The KBO is not doing well. Jason Martin (28) of the NC Dinos, who led Triple-A in home runs last year (32), has been struggling.
After struggling throughout this year’s exhibition games, Martin seemed to find his groove with a multi-hit, two-RBI performance in the final game of the exhibition season, and heading into the regular season, he hit a much-anticipated home run in Game 2 of the opening series against Samsung, raising expectations for what’s to come. But that was it for Martin in April. After playing just four games in April, he was sidelined with a micro-injury to his adductor muscle.

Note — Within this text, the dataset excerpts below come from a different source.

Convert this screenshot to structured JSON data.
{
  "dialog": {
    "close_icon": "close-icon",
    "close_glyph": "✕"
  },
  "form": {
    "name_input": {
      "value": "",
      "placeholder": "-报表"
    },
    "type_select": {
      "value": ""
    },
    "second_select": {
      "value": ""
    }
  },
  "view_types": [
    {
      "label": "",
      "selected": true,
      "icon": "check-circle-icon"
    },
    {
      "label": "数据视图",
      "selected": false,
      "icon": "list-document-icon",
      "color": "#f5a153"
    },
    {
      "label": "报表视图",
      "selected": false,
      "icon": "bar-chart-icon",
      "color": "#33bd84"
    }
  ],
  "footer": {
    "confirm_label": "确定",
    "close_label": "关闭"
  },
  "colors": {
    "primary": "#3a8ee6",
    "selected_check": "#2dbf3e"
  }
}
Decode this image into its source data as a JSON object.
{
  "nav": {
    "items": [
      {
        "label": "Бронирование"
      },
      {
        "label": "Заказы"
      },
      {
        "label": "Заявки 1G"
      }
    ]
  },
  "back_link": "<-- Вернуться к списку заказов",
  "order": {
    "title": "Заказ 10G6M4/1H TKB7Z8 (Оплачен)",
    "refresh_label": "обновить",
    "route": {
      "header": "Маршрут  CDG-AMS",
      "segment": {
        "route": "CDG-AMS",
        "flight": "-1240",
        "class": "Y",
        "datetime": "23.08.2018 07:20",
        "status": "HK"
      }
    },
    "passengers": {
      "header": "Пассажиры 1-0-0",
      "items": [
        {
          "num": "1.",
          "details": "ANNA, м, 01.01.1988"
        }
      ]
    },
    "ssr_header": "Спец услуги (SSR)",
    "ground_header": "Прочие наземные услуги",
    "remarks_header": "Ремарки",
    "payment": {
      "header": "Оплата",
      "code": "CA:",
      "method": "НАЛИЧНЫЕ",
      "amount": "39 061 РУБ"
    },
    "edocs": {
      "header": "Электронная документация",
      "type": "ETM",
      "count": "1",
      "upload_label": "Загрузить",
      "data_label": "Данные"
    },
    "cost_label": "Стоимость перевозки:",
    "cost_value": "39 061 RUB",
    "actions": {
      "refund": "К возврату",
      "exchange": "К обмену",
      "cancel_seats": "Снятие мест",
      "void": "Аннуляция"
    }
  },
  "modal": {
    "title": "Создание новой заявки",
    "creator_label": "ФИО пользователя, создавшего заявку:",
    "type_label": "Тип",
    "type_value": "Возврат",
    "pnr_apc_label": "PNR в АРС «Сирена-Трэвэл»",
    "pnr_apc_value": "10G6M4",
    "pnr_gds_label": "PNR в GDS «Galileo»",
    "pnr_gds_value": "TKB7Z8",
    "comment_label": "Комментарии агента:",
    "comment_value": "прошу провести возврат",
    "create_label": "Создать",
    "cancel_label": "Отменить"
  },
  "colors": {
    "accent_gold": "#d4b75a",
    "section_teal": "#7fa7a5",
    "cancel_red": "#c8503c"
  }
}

He rehabbed for about a month and returned on May 9 against KT, but Martin has been slow to adjust to the KBO. After hitting his second home run of the season against Kiwoom on May 13, he hasn’t hit a home run since. As May comes to a close, Martin hasn’t found his groove. Since returning from injury, his May numbers are just 2-for-14 (59 at-bats) with one home run, seven RBIs, 12 walks, 19 strikeouts, and a .695 OPS. He’s drawing walks and getting on base consistently, but he hasn’t been able to generate the power he was hoping for.
For Martin, the month of May is essentially an acclimatization period for the KBO, as he didn’t have a chance to get used to the league in April. Still, it’s unfortunate that the team is competing for the top spot against all odds.
Manager Kang Myung-hyun said, “If he had adjusted a little bit in April, he would have been much better in May. He didn’t look bad in the opening series, and I think he would have played as much of a role as we expected him to,” Kang said, reflecting on the late adjustment period following his injury in April.
The analysis also suggests that Martin’s unfamiliarity with the types of pitches thrown by KBO pitchers is confusing him. KBO pitchers tend to throw more forkballs and splitters than changeups in the off-speed pitch family. While they are similar pitches, they have different drops and changes. According to Sports2eye’s Pitch Tracking System (PTS) analysis, Martin is just 1-for-4 with the forkball this year (1-for-7). It’s only 25% ground balls and 50% fly balls. He hasn’t produced a single line drive. That means he’s not timing his forkballs well enough.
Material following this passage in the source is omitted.